Barres’ description of his research sometimes feels too in-the-weeds for a lay reader; certain sections of text are replete with so many acronyms they need a decoder key. But sprinkled in are some crystalline descriptions of his biggest contributions and why they matter. His lab purified a specific type of glia, A1 astrocytes, and discovered that they secrete a toxin that drives degenerative processes in the brain. Thanks to that finding, they developed an experimental drug that blocks the formation of these glia — a drug with the potential to treat conditions such as Huntington’s disease, Alzheimer’s disease and Guillain-Barre syndrome, which causes paralysis.

Barres’ scientific quest continued to hurtle forward after he came out as Ben. But his transition did cause some unexpected ripples, revealing as nothing else could the barriers that stand in the way of women scientists. During his decades as Barbara, Barres had known what exclusion felt like, but he was unprepared for the drastically different treatment he got once he presented as a man.

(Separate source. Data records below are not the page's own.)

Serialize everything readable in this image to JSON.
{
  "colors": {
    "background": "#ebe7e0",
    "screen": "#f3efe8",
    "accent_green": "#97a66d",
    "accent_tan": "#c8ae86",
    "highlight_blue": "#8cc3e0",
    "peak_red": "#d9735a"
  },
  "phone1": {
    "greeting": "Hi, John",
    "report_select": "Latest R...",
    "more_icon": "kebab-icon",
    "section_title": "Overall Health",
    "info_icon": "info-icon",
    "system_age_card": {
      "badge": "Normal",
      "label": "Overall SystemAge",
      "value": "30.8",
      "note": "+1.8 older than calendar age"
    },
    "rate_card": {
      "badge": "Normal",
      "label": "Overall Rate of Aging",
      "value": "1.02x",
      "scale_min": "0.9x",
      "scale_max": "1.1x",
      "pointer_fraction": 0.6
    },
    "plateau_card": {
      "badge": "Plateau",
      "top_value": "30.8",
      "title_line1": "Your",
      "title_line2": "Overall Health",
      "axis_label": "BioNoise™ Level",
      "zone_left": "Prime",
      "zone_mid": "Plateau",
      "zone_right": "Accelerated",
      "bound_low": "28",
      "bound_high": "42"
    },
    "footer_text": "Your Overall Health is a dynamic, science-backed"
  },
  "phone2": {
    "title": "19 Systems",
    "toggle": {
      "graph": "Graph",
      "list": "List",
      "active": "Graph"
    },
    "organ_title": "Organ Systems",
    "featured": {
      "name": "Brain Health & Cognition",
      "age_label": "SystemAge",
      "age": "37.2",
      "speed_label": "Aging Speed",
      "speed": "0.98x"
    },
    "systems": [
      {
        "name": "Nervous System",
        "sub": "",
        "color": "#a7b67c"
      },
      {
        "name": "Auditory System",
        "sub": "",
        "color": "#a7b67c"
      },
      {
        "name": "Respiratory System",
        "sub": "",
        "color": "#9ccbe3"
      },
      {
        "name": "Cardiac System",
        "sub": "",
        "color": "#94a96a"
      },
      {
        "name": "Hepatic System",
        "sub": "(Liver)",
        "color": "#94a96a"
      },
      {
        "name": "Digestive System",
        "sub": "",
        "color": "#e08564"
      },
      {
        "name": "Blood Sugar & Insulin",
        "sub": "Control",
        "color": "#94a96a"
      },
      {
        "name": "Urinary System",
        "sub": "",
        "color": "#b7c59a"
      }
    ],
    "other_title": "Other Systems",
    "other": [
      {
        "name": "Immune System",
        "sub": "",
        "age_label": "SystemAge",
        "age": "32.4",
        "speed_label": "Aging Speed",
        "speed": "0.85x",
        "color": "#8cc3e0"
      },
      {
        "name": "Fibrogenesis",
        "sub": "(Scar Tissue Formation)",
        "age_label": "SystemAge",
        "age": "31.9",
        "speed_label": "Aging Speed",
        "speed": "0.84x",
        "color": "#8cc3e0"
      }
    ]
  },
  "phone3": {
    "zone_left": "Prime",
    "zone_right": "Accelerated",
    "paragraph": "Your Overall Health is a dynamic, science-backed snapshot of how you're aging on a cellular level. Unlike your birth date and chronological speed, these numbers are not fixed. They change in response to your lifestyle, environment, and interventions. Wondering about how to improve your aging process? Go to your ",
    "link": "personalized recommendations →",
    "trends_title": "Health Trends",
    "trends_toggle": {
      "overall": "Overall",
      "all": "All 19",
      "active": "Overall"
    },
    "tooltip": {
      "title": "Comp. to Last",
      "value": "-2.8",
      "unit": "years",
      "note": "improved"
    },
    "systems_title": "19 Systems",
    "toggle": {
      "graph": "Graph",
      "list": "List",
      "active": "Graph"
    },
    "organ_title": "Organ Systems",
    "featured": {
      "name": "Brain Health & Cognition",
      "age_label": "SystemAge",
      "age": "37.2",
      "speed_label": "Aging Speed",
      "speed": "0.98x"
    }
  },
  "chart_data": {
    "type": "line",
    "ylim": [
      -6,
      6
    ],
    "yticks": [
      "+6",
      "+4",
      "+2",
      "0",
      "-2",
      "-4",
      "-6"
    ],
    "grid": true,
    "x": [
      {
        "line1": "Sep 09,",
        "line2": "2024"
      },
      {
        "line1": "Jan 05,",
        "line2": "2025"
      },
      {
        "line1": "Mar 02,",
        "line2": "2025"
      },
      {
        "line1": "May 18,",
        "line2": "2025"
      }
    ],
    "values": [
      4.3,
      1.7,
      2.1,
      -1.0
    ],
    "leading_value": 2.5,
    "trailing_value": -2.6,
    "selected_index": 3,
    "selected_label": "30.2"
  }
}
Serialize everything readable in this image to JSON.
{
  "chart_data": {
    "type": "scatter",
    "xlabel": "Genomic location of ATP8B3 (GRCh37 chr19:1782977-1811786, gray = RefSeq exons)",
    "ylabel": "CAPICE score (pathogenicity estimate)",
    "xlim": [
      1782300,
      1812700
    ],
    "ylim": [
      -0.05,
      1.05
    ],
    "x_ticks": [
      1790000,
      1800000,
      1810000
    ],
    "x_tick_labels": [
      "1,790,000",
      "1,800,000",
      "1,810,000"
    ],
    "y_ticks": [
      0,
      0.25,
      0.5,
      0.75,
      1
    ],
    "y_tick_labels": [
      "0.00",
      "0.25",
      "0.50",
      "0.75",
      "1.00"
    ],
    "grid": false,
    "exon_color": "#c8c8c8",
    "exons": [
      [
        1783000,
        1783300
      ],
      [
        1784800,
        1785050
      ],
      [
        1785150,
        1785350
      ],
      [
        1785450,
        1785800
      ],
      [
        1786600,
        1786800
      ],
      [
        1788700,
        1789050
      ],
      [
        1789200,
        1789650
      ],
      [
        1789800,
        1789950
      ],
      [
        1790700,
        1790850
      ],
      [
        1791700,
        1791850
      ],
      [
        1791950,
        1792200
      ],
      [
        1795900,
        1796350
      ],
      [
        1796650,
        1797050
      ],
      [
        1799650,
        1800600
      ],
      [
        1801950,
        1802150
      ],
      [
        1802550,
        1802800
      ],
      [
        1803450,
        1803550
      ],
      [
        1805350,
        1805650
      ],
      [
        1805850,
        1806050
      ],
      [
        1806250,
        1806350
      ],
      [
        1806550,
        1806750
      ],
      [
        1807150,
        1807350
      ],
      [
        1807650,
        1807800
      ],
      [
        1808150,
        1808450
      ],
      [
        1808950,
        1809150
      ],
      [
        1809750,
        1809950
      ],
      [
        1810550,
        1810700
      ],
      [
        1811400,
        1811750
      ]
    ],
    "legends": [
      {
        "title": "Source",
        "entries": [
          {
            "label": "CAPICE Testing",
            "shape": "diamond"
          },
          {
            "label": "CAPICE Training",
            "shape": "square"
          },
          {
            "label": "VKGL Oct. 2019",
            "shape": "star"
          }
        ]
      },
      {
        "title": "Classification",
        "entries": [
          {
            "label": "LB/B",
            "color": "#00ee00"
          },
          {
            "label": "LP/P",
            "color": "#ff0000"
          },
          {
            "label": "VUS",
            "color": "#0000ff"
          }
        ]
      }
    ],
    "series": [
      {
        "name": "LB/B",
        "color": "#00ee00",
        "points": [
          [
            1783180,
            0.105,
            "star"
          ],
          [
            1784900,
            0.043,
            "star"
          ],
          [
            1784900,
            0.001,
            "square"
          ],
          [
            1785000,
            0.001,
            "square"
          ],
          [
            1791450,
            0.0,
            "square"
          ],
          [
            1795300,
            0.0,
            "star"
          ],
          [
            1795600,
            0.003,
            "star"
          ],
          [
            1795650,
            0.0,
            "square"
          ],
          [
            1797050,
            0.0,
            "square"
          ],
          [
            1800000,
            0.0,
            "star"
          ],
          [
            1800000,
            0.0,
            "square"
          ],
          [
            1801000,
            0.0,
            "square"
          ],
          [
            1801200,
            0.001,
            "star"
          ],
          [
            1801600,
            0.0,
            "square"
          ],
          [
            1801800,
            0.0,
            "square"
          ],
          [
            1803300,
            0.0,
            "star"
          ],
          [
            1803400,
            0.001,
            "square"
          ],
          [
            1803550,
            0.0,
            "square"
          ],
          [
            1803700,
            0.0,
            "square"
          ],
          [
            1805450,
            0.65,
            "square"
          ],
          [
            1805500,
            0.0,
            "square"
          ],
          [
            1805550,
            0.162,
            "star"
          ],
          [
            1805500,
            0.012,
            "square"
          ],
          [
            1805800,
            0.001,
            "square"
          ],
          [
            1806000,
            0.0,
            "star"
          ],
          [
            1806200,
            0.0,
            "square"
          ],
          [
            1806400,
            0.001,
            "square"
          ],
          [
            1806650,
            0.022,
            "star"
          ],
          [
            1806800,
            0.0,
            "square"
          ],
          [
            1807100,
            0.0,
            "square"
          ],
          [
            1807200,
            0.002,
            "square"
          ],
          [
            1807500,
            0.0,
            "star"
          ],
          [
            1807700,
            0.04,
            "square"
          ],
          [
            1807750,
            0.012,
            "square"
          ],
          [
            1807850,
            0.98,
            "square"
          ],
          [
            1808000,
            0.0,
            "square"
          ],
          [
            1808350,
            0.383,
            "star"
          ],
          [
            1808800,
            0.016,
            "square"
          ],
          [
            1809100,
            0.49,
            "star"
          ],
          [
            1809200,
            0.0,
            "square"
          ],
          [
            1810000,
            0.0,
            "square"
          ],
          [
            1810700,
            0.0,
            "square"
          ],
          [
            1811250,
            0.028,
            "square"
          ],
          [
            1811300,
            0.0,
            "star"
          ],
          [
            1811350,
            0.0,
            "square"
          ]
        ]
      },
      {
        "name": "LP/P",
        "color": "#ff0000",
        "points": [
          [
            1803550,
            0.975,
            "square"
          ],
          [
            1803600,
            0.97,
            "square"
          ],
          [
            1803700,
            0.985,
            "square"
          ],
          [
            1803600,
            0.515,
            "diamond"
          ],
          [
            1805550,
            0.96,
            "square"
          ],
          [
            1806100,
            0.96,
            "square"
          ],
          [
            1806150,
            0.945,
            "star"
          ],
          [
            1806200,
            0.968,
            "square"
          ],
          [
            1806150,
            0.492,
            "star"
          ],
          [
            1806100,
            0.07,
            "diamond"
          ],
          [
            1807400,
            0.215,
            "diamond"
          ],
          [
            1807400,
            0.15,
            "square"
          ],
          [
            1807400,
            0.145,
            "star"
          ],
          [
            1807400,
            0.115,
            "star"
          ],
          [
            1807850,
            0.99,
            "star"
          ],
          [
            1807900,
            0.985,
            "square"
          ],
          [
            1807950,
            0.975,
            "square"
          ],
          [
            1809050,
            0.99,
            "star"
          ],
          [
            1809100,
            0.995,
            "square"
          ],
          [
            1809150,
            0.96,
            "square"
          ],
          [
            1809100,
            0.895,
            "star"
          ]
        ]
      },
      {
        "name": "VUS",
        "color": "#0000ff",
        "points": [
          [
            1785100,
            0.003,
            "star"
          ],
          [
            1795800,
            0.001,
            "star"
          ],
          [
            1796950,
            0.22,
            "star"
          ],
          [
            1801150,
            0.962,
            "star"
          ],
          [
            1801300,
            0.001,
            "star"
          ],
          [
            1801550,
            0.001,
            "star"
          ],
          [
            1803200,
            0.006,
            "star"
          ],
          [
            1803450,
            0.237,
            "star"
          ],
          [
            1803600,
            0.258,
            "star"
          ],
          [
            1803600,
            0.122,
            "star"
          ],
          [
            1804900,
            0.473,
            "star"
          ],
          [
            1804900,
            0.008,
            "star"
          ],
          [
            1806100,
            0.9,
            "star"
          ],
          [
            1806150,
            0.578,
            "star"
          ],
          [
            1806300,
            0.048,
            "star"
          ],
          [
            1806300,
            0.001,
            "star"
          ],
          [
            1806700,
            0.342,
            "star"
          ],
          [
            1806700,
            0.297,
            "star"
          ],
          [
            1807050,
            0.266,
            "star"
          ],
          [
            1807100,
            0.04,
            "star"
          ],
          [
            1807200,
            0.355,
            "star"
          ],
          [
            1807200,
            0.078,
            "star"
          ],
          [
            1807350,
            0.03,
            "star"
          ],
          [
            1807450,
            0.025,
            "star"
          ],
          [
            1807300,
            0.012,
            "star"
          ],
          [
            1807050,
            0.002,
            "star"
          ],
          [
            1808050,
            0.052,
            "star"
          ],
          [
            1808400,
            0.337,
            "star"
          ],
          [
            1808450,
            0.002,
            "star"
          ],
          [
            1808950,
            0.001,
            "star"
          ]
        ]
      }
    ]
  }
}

All of a sudden, fellow researchers began addressing him more collegially. “It was only changing sex at the age of 40 and experiencing life from the vantage of a man that I finally came to be fully aware of these barriers,” he writes. “People who don’t know I am transgender [now] treat me with much more respect. I can even complete a whole sentence without being interrupted by a man,” Barres wrote in a Nature commentary in 2006. After Barres gave a talk as Ben, he heard an audience member remark, “Ben Barres gave a great seminar today, but then his work is much better than his sister’s.”

Having inhabited both gender roles, Barres brings singular perspective to the question of how to create an even playing field for female and transgender scientists. After his transition, he tangled with Larry Summers, then president of Harvard, over whether women are inferior to men in scientific aptitude. He also lobbied for the U.S. National Institutes of Health to strengthen rules protecting female scientists from sexual harassment. “I really don’t care what other people think of me, and I really couldn’t care less who I piss off,” he wrote to Nancy Hopkins, his colleague at MIT. “That’s the virtue of tenure, isn’t it?!” Given the new surge of traditionalism with a scientific veneer — the argument of some rabble-rousers that gender inequity is not just established fact, but here to stay — Barres’ brand of activism feels urgent and timely.

Barres’ most lasting legacy, however, may be his dedication to truth in an increasingly truth-averse era. Despite his fear that he could lose the neuroscience career that had taken him so long to build, Barres decided that presenting as his real self trumped that concern (which, especially in the 1990s, was a significant one). His decision, in the months before his death, to record his struggles and triumphs means he will continue to inspire seekers in uncharted territory — scientific and otherwise. “I lived life on my terms,” Barres told his friend Andrew Huberman just before his death.

“I have zero regrets and I’m ready to die,” he added. “I’ve truly had a great life.”